Micale juvenil

Thalita Ezequiel

Os dois pontos perdidos pelo Galo no jogo desse sábado, pelo Brasileirão, vão direto para a conta de Rogério Micale. O time até fez um bom primeiro tempo contra o Palmeiras, tendo a chance de abrir o placar com Fred cobrando pênalti e errando mais uma vez. Tomou um gol pouco tempo depois, num roteiro clássico, repetido muitas vezes esse ano. E, em mais um pênalti, convertido por Fábio Santos, buscou o empate e ficou com um jogador a mais em campo. 

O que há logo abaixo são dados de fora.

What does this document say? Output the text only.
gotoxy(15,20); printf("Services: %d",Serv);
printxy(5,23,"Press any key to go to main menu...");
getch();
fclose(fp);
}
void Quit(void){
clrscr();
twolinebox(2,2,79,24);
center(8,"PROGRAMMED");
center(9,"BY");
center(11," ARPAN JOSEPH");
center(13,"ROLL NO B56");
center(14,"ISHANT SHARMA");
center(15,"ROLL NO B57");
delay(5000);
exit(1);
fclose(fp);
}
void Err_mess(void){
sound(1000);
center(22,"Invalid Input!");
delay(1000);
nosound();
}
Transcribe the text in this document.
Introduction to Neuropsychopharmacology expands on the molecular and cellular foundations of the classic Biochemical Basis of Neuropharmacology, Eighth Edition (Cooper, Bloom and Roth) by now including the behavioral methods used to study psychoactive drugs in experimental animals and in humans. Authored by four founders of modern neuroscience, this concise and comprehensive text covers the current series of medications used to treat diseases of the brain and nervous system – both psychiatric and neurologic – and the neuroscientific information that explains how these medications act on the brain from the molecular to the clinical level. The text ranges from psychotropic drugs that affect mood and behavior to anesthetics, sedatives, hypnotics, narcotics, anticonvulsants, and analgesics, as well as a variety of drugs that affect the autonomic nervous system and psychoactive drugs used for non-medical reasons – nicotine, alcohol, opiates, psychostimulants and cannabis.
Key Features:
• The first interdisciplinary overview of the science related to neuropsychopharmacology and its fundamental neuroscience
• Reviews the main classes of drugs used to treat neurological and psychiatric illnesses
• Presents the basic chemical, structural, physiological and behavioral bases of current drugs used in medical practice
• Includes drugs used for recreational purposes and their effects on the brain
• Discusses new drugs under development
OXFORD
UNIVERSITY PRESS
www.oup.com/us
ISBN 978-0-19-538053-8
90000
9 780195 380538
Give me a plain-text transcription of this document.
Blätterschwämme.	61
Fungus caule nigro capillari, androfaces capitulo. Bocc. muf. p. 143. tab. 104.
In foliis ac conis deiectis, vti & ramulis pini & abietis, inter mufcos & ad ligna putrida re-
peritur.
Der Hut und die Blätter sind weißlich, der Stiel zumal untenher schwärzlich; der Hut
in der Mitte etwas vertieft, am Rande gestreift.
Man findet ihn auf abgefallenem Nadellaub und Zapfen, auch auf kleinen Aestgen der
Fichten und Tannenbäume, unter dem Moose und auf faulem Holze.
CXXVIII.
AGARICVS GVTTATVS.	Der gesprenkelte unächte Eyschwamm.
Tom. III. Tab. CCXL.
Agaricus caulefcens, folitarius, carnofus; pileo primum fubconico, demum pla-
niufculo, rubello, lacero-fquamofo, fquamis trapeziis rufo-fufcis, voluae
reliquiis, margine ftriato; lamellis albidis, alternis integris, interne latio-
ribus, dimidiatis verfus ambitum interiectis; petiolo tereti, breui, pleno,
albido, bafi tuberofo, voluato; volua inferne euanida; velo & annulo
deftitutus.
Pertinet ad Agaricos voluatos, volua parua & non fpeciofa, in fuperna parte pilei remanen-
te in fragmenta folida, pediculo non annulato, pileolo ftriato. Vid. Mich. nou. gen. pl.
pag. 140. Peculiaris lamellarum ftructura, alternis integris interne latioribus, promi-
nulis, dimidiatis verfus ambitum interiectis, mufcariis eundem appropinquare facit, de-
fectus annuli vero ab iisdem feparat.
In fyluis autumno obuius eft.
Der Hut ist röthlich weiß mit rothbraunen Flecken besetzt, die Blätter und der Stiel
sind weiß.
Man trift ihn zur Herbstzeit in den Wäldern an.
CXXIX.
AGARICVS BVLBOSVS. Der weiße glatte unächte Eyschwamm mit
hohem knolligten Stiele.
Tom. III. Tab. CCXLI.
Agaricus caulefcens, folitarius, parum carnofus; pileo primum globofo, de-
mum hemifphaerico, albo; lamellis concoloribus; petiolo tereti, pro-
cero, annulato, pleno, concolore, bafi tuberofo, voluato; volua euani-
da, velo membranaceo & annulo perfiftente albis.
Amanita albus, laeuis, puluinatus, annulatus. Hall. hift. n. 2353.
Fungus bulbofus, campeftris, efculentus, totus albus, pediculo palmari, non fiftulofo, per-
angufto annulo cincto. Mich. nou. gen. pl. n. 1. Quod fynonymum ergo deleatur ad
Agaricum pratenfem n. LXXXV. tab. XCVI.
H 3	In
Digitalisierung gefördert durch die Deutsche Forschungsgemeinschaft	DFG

Com a vantagem numérica, a lógica seria ter mais espaços, possibilitando troca de passes e infiltrações. No entanto, mais uma vez, o Galo riu na cara da lógica e, no segundo tempo, apostou na jogada preferida das defesas adversárias: o chuveirinho. Nesse contexto, Micale teria duas opções. A primeira seria manter o esquema de jogo, ajustando o posicionamento de alguns jogadores e cobrando jogadas pelo chão. A segunda, mais ousada, seria abrir mão de um volante para buscar a vitória. O técnico optou pela segunda alternativa. 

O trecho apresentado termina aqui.